Tabagisme: comment les Anglais l'ont fait baisser

Un tiers des décès par cancer sont liés au tabac, a déclaré François Hollande lors de la présentation du troisième plan cancer aux rencontres de l’Institut national du cancer (Inca), organisées le 4 février à Paris.

En France, le tabagisme touche 33 % de la population contre 20 % aux États-Unis et 22 % au Royaume-Uni. Et s’il y a moins d’accros à la cigarette dans les milieux aisés, en revanche, il y a une recrudescence chez les les femmes, les chômeurs et les jeunes. Les inégalités se creusent.

« Le cancer du poumon a été multiplié par 4 ces dix dernières années chez les femmes, près d’un jeune de 17 ans sur trois fume régulièrement et 51 % des personnes sans emploi », a souligné Jérôme Viguier, directeur du pôle santé publique et soins à l’Inca.

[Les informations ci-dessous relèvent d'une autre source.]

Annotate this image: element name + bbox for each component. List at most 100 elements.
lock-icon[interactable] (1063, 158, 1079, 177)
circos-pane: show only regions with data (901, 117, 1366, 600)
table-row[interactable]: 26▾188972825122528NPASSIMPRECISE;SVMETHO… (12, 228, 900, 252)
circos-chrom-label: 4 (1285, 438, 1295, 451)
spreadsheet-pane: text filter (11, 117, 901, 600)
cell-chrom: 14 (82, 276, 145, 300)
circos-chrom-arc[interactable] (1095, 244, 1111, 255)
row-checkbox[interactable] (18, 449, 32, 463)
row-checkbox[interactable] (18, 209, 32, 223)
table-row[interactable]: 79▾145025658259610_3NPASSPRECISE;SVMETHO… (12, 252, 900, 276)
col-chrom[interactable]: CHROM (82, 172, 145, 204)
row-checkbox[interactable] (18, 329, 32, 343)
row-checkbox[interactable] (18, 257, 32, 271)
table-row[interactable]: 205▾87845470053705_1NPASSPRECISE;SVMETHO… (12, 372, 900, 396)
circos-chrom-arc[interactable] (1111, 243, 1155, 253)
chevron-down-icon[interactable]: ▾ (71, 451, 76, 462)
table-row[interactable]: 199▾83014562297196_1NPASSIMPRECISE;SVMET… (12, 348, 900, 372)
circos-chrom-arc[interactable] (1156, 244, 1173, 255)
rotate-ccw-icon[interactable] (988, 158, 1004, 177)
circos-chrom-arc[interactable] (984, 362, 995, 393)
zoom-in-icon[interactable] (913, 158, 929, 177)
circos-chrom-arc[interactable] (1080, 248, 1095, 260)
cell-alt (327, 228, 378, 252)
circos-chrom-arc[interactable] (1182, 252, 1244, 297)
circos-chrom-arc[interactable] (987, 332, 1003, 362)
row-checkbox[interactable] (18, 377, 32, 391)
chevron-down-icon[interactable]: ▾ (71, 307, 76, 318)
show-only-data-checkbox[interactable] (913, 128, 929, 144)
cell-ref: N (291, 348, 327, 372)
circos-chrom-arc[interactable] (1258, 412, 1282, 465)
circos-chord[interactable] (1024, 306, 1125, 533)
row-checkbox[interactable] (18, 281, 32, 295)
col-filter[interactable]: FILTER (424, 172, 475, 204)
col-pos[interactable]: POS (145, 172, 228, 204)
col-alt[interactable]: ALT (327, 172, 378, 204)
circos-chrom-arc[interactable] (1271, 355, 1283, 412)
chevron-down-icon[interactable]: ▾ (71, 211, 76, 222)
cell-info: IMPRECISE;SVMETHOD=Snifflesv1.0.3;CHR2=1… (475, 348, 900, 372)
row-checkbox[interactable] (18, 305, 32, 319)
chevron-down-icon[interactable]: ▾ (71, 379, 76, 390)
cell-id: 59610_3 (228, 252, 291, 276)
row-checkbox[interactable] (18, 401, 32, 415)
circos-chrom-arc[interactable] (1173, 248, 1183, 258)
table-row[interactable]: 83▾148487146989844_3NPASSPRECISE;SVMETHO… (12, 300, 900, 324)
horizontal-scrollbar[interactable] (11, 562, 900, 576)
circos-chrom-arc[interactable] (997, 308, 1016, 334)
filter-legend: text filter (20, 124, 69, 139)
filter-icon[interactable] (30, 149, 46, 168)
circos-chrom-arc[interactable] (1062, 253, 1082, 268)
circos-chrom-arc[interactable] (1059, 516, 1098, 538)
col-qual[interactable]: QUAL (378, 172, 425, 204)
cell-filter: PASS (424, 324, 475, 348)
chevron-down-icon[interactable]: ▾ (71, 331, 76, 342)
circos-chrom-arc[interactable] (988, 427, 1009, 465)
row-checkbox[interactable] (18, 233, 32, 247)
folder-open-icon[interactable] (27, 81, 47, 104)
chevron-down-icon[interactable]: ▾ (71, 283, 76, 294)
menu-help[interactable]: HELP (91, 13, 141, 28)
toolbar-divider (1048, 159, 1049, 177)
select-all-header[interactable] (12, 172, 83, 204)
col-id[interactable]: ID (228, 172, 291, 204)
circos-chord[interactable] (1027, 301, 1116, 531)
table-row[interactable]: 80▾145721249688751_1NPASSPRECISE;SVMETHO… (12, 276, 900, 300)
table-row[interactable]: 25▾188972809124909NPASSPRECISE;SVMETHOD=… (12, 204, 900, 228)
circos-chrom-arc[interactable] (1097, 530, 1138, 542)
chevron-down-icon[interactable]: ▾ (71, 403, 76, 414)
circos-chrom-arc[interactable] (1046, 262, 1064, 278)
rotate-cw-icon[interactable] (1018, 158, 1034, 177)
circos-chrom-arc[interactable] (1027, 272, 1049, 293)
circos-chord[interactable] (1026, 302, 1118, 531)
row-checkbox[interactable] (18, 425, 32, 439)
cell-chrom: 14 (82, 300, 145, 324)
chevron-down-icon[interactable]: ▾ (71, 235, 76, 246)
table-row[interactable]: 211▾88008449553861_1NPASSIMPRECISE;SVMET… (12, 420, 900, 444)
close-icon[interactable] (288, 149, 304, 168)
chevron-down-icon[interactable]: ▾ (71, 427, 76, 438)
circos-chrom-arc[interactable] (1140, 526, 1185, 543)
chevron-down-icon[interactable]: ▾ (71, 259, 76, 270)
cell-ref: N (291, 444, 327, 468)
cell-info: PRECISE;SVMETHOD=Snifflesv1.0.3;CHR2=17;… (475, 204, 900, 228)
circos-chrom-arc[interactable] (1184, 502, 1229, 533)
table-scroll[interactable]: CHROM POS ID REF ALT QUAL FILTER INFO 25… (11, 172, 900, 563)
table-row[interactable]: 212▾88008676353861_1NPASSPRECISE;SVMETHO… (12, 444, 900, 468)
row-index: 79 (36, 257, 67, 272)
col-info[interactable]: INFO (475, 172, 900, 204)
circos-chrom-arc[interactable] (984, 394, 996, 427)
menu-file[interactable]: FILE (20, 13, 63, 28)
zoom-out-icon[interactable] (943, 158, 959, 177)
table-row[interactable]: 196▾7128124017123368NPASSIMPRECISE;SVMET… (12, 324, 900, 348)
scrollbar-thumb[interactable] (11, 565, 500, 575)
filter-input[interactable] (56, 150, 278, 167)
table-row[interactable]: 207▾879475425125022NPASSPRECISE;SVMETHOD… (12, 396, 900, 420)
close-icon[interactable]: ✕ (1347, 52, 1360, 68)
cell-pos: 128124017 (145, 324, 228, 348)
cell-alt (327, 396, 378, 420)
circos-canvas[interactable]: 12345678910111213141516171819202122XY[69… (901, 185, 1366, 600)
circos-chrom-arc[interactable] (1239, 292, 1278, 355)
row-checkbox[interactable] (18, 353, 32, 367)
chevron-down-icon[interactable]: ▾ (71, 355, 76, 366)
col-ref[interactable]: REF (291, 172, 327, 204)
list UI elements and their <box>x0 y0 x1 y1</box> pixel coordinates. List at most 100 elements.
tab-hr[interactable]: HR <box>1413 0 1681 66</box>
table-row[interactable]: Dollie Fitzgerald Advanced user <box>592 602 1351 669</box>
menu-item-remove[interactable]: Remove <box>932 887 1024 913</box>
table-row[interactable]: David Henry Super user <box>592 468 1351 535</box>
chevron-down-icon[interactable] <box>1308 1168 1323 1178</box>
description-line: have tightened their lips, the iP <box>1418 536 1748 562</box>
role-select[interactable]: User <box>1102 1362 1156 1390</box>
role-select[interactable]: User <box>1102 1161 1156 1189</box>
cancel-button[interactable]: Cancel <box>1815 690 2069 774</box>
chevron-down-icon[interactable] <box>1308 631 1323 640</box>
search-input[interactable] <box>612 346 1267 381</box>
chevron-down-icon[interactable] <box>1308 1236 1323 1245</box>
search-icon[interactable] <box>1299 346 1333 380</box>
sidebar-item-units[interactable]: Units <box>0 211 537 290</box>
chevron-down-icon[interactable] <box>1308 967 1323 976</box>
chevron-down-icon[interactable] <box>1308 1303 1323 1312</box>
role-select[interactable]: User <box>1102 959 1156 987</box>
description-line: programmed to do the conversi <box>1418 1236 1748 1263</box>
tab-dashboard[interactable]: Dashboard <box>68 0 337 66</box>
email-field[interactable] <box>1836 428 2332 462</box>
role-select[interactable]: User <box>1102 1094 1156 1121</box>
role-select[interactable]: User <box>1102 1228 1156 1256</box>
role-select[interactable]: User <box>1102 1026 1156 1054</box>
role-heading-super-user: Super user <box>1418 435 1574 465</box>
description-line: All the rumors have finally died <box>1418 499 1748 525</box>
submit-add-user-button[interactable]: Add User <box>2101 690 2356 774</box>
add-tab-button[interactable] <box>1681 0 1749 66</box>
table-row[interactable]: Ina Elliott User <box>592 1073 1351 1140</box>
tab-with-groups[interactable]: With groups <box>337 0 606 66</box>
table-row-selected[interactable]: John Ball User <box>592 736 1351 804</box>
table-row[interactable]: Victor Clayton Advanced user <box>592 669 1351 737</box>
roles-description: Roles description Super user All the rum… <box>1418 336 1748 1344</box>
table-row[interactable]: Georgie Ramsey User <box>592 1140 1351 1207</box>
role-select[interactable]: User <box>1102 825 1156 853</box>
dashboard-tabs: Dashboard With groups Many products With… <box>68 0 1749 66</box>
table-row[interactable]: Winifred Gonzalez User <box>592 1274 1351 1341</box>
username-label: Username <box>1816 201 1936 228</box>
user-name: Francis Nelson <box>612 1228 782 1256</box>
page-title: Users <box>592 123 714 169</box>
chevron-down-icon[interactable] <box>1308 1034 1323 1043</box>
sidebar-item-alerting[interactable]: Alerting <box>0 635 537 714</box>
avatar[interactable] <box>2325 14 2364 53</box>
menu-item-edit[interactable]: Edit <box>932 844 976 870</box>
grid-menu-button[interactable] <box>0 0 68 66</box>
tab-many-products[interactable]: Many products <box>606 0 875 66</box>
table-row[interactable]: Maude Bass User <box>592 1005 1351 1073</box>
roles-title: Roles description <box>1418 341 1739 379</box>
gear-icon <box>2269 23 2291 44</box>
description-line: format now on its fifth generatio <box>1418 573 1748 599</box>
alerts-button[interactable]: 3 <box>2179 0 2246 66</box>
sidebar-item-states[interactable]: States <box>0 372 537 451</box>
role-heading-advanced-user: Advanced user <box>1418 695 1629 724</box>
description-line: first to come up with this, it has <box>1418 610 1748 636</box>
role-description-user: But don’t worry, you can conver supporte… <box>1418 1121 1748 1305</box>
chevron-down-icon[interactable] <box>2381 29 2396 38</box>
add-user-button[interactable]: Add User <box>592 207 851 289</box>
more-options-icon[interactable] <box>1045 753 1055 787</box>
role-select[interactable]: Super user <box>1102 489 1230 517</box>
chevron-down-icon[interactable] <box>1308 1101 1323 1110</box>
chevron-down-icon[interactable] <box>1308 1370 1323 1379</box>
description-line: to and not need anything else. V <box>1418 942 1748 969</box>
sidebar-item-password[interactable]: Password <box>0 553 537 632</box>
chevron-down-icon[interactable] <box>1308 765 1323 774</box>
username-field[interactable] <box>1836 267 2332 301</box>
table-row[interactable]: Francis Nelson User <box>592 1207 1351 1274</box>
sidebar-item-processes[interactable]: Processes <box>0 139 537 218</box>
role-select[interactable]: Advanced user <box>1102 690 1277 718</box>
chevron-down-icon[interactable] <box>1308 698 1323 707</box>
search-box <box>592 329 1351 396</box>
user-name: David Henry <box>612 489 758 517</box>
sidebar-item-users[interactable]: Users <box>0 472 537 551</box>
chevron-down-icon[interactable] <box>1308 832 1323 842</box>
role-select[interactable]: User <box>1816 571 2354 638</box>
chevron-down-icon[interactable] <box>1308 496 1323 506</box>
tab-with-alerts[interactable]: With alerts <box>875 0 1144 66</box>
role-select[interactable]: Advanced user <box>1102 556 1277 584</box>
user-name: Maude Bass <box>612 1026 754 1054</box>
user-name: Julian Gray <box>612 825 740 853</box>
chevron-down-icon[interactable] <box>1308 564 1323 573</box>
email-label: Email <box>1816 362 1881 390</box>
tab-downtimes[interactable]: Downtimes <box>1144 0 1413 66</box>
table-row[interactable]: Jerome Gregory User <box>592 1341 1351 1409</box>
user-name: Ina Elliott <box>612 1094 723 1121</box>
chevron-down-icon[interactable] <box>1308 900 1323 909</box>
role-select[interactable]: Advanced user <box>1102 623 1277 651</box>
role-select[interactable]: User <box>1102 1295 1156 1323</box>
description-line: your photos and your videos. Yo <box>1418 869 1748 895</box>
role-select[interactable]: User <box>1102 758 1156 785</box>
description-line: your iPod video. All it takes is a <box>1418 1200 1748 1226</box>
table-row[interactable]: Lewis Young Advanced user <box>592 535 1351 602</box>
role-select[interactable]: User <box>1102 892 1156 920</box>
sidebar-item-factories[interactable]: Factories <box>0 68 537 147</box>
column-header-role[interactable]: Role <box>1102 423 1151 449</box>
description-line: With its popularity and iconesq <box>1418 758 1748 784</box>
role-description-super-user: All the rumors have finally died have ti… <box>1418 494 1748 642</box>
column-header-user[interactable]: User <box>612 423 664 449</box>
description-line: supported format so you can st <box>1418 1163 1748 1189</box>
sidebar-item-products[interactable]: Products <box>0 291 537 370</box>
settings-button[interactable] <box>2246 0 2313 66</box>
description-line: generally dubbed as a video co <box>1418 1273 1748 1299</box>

En Angleterre, si le nombre de fumeurs a baissé, c’est qu’une politique anti-tabac particulièrement volontariste a été mise en place dont Ann Macneill, du King’s College de Londres, est la principale instigatrice: « Dans la cigarette, environ 70 composants sont susceptibles de provoquer le cancer, quand on avale la fumée, ils se propagent dans les poumons puis dans le sang… »

Agir d’abord sur le prix

Selon elle, pas de mystère, la stratégie de lutte contre le tabagisme passe d’abord par le porte-monnaie : « Le prix du paquet de cigarettes doit être augmenté chaque année, c’est la mesure principale pour faire baisser la consommation. »

Ensuite, il faut faire des campagnes de prévention choc : « Les gens connaissent les dangers du tabac, mais ils ne sont pas conscients de l’ampleur. Nous avons organisé des campagnes de prévention à la télévision basées sur les témoignages de personnes dans la fleur de l’âge atteintes de cancers et qui disaient qu’elles ne verraient pas leurs enfants grandir, ça a beaucoup marqué les esprits. »

Pas dans sa voiture

Autres mesures : l’interdiction de fumer dans tous les lieux publics et de la publicité pour les cigarettes dans la presse, la suppression de la vente de tabac dans les supermarchés près des caisses, à côté des paquets de bonbons, l’interdiction de vendre des cigarettes aux mineurs, la prévention organisée dans les écoles pour les enfants, l’interdiction de fumer dans sa voiture s’il y a des enfants sous peine d’avoir une amende…

« Les paquets de cigarettes sont de plus en plus sympa, attrayants. L’industrie dépense beaucoup d’argent et de temps pour le marketing, précise Ann Macneill. Nous sommes donc en train de supprimer toute promotion sur les paquets pour ne laisser qu’un avertissement aux consommateurs sur les dangers pour leur santé, comme en Australie ».

e-cigarette, une alternative

Des actions d’aide au sevrage sont également développées. Pour Ann Macneill, la cigarette électronique pourrait être une bonne alternative : « La nicotine provoque une addiction mais elle ne fait pas trop de mal. La cigarette électronique est très utilisée au Royaume-Uni, elle représente un potentiel énorme dans la lutte contre le tabac : les gens ont leur dose de nicotine sans les composants qui les tuent. »

Enfin, insiste la spécialiste, « l’industrie a besoin que les gens continuent à fumer pour faire des bénéfices, donc il est important de ne pas laisser ses représentants et les fonctionnaires qui travaillent pour elle ou qui ont des liens d’intérêt s’introduire dans les débats sur les politiques nationales, européennes et internationales de lutte contre le tabagisme. Il faut les en exclure définitivement ».

Priorité du 3e plan cancer

Au Royaume-Uni, le cancer du poumon recule depuis 1980. En janvier 2014, le tabagisme continuait à diminuer chez les adultes et les adolescents.

Chez nous, le président de la République a fait de la lutte contre le tabagisme une priorité du troisième plan cancer. La ministre de la Santé, Marisol Touraine, est chargée de présenter un programme national de prévention du tabac avant l’été.